‘Krane’ is a Chrome OS device in development that we’ve not talked about too often. As a matter of fact, we mentioned it upon its arrival in our consciousness in April of this year and once again as Gabriel found it would be only the second Chrome OS device to make the questionable decision of ditching the headphone jack. Other than those two posts, we’ve not really tracked anything unique about this device, but we have a few more clues to add to the pile that tell us a bit more about this upcoming tablet-only device.
First up, let’s get the clues from the Chromium Repositories out of the way. We have two things of interest, here. On one hand, we have proof that in lieu of a headphone jack, Lenovo looks to be assuring support for a USB Type C to 3.5mm headphone converter. That bit of proof comes with a clear reference to Lenovo, so I suppose that’s a 2-for-1 clue. Second, we have proof that they will be removing the POGO pin support we expect most of the ‘Kukui’-based devices to ship with.
Let’s start with the latter. POGO support is being removed from ‘Krane’ and if you’ve been following along, ‘Krane’ is one of a slew of new devices based on the ‘Kukui’ baseboard. This ‘Kukui’ board is toting support for things like a MediaTek 8183 chip, ambient light sensing, Bluetooth 5, detachable/tablet form factors, and more. We know there are at least 10 of these devices in development and we expect to start seeing the first ones arrive at CES in just a couple weeks.
POGO pins are, in general, used for keyboard accessories in detaching devices like the Pixel Slate and HP X2. This port gives tablet devices a quick way to pair up with a keyboard for use as a laptop when necessary and we expect to see quite a bit of this with ‘Kukui’-based devices. It would have made perfect sense for ‘Krane’ to leverage this connector, but it has clearly been removed as seen in the language from this commit in the repositories:
krane: do not support POGO dock
krane doesn’t have a POGO dock, the config should be dropped.
So, why drop the POGO pin support? We’re looking to find more clues about this, but it seems that ‘Krane’ will likely be a tablet-first and tablet-only device.
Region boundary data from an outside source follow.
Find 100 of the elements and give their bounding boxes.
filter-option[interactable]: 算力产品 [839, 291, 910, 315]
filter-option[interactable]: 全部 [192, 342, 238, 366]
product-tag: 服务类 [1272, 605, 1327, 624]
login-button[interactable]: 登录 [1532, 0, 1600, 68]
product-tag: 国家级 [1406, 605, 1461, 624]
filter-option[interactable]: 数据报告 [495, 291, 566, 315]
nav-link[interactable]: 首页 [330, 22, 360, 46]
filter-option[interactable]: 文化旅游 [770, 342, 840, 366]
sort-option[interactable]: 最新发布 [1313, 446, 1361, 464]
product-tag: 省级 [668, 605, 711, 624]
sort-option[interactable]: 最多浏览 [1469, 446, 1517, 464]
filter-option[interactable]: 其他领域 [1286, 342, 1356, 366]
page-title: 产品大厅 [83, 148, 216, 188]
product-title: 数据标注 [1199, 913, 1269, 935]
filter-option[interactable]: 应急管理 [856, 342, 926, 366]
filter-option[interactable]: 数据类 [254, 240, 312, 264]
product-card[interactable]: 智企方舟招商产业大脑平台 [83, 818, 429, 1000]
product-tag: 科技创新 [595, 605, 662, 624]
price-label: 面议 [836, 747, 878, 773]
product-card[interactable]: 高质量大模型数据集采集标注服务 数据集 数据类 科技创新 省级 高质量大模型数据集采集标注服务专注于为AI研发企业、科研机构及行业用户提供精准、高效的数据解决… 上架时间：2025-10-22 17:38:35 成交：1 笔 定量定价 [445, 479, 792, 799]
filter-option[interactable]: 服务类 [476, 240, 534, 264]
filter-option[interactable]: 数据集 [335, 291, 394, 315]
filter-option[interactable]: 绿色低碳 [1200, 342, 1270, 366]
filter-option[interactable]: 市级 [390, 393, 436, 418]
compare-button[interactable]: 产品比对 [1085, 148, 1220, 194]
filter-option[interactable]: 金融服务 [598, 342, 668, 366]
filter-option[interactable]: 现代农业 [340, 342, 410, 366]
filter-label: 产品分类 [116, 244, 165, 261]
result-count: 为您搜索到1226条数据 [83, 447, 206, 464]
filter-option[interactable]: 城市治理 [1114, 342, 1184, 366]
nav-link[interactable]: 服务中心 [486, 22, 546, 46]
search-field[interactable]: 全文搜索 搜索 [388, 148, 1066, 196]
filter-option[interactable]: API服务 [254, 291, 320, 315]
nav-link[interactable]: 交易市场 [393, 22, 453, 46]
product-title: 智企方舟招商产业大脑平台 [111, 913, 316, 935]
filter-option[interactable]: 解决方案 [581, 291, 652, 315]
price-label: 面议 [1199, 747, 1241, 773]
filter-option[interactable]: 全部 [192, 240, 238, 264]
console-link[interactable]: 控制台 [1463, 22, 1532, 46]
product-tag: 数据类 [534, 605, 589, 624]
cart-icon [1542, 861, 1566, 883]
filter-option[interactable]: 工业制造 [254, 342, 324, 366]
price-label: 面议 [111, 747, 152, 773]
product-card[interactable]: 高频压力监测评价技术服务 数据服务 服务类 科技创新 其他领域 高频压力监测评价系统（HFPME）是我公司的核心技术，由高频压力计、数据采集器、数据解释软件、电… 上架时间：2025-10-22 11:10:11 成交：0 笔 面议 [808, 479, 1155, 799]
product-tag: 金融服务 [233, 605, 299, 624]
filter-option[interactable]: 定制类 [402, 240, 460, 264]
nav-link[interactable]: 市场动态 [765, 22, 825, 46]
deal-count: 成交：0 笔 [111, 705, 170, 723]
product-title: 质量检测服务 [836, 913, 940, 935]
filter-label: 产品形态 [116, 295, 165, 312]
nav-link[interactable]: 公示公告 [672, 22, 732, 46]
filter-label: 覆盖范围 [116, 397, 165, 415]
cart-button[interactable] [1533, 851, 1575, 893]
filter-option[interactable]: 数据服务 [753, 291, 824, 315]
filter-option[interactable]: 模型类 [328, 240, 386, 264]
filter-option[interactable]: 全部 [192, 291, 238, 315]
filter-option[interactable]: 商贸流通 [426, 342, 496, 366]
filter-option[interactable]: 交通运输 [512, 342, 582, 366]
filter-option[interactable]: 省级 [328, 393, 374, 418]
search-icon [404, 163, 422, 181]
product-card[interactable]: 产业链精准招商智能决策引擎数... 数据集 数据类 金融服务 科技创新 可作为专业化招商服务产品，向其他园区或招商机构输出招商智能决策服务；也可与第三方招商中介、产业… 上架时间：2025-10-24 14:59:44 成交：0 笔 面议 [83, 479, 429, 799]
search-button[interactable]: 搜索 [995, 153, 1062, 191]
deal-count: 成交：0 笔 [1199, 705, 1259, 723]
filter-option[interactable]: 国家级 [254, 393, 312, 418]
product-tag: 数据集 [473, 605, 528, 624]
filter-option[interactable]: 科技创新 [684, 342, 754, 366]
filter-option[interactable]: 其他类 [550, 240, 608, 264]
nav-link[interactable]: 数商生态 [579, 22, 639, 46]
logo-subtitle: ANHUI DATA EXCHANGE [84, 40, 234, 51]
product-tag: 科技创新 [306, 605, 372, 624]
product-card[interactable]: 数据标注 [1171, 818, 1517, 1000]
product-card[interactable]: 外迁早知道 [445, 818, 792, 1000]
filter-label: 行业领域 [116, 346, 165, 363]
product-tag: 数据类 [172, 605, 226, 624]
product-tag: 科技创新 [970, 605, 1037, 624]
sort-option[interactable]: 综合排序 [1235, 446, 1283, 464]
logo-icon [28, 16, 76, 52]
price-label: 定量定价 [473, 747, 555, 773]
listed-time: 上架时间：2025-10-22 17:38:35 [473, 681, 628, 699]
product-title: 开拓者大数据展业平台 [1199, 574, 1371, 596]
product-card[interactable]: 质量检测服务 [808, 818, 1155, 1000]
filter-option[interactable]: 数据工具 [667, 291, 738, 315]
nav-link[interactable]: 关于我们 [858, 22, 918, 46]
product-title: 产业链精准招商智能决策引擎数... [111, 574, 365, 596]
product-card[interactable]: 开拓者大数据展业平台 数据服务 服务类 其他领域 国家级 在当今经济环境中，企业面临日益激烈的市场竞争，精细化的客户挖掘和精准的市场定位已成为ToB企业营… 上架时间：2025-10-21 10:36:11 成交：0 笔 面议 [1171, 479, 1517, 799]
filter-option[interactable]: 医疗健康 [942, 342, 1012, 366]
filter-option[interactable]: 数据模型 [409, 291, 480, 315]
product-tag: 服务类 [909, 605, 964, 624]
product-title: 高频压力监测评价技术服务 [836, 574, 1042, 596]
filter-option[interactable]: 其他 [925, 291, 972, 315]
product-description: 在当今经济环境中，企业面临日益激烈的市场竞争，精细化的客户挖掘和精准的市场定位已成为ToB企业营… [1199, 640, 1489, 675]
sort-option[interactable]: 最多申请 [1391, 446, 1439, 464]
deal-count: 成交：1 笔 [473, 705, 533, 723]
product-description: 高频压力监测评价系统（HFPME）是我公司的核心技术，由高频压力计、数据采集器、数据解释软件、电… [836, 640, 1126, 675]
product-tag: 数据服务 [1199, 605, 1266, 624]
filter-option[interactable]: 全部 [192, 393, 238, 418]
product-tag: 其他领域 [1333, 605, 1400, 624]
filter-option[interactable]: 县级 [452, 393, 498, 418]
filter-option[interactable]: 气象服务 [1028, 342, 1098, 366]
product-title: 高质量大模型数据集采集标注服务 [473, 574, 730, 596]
There have only been a few devices like this in the Chrome OS ecosystem thus far, and they were oddities. The most popular and notable was the Acer Chromebook Tab 10. With a very nice screen and pen support, it was a decent tablet held back mainly by the poor tablet mode of Chrome OS at the time and the sluggish Rockchip processor.
I suppose it is time to try again with a Chrome OS tablet and Lenovo looks to be one of the companies giving it a shot. With pen support likely, this device could end up being very similar to the Acer Chromebook Tab 10, but with a much-improved software interface and what we’re hoping will be a much faster ARM processor than the Rockchip RK3399.
We keep referring to ‘Krane’ as a Lenovo device, and that is for good reason. The other commit we’ve uncovered is a very clear nod not only to the maker of this device, but to the fact that they’ll be giving users a work-around for the fact that ‘Krane’ will ship without a headphone jack. The language we found in this particular commit gives all this away:
krane: Add Lenovo USB-C TO 3.5mm Adapter
Add Lenovo USB-C TO 3.5mm Adapter
First up, it is very clear now that this device will be made by Lenovo. Commits don’t get written to include manufacturer-specific hardware if the device itself isn’t made by that manufacturer. Just like we saw with Dell’s Chromebook Enterprise offerings earlier this year, commits with manufacturer-specific language around manufacturer-specific peripherals make a clear-cut case for the maker of the device in question.
The bigger concern, here, is the decision by Lenovo to drop the headphone jack in favor of requiring users to get a dongle out in order to plug in headphones. Look, I know it is the 2019 thing to do, but why? With a tablet or Chromebook, it doesn’t seem necessary in the least. If the big argument for ditching the headphone jack is space, that argument just doesn’t hold water with larger devices. It seems, however, that Lenovo is doing it anyway.
With the removal of POGO pins and what looks to be the addition of the USB-C to 3.5mm headphone adapter in the box, Lenovo seems to be going all-tablet with ‘Krane’. Don’t expect this device to ship with a keyboard attachment in the box or show up with one available right away. My hope is Lenovo is at least considering a solution for those that would need one. I hope that, unlike other Chrome OS tablets, ‘Krane’ will get an official folio case with a Bluetooth keyboard and trackpad (think Brydge G-Type for the Pixel Slate) that gives you some sort of stand function. Chrome OS on a tablet has come a long way, but that doesn’t take away from the fact that under that tablet UI is a great desktop device that many users will want to use in that way.